Sweden, lockdowns and mortality rates
- Peter Lorenzi

- Dec 9, 2020
- 2 min read
The always interesting Ivor Cummins explains why lockdowns don't work and why most of what you think you know about the mortality effects of Covid -- 'excess deaths' -- are wrong. With a primary focus on Sweden -- the most noted non-lockdown country besides Brazil -- and its health history. For example, the graph below illustrates 130 years of mortality in Sweden, per million. Note the impact of previous epidemics (e.g., Russian flu, Spanish flu), diseases (e.g., cholera, dysentery), and famine (1869), all of which produced a higher mortality rate than did Covid. Even were one to start the analysis fifty years ago, the Covid pandemic would still place fourth in its impact, and none of those previous tolls had a lockdown.

Using publicly available data and charts, Cummins also explains the importance of overall death rates and how the relate to Covid (see below). Highlighting the United States (see graph, below), he shows how rather than driving up overall mortality rates, Covid has actually decreased overall mortality rates, even with a much larger elderly population, e.g., in 1900 there were three million Americans aged 65 or older. Today there are over 49 million Americans older than 65. Covid is especially brutal on the elderly.
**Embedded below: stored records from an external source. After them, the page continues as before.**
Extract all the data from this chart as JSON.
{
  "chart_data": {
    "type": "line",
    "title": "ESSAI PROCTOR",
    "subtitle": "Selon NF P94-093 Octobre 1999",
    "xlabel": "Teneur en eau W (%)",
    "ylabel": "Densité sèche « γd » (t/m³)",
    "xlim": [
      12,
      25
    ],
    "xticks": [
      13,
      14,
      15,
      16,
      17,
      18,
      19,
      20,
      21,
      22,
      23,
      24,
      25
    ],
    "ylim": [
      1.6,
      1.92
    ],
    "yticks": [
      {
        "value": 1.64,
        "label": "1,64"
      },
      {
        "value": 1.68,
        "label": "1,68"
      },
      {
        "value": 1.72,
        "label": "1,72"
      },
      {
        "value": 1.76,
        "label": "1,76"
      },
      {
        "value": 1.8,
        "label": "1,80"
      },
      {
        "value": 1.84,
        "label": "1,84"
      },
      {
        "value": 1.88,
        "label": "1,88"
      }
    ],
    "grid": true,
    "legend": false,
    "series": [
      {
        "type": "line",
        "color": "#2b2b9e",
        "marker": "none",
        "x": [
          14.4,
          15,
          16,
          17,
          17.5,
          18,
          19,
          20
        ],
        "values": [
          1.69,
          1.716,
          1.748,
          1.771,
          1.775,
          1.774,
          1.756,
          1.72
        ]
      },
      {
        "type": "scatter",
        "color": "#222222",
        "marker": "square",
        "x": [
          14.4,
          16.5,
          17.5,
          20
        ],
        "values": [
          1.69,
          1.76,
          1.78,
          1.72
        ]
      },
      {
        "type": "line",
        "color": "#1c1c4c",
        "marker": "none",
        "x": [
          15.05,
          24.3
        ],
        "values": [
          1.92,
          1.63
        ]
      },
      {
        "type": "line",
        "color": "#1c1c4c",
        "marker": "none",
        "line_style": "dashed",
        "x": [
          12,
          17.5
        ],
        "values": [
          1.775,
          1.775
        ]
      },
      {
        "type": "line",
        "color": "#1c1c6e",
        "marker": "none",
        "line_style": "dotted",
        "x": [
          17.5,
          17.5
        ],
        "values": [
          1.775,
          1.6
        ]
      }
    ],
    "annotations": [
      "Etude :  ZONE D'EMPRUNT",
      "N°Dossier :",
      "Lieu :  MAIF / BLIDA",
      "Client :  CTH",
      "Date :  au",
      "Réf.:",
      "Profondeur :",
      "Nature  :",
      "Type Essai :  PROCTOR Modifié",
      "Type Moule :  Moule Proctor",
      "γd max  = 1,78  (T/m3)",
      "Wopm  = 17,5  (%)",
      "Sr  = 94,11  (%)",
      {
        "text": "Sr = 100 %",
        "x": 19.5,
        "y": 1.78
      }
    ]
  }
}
And overall Covid mortality rates across countries often align with the average age of the population. Countries that have been successful in curbing most of the causes of death prior to age 65 have produced a large elderly population. Unlike the Biden Covid advisor, most people do not want to die by age 75. People who maintain their health with exercise, nutrition, and temperance are less vulnerable at an elderly age, but those who do not maintain their health are especially vulnerable to Covid and related viruses and lung diseases and conditions. Pre-existing co-morbidities stemming from lifestyle and choice prior to age 65 are overwhelmingly present in Covid-present deaths.

Next, a Swedish scientist, Sebastian Rushworth, clearly explains more of the real story behind the pandemic. Rushworth is cautiously optimistic about the no-lockdown practices of Sweden and cleanly deflects the critics who compare Swedish Covid deaths with those in neighboring Norway and Finland. First of all, being neighbors is not the reason to expect similar mortality rates. Specifically, Sweden has a proportionally much large elderly population, with significant use of nursing homes for end-of-life care. Also, Sweden has a mobile, globe-trekking population, a population much more likely than in Finland or Norway to import and transmit the virus back at its key entry point in February 2020. Finally, Sweden also has a larger, vulnerable immigrant population.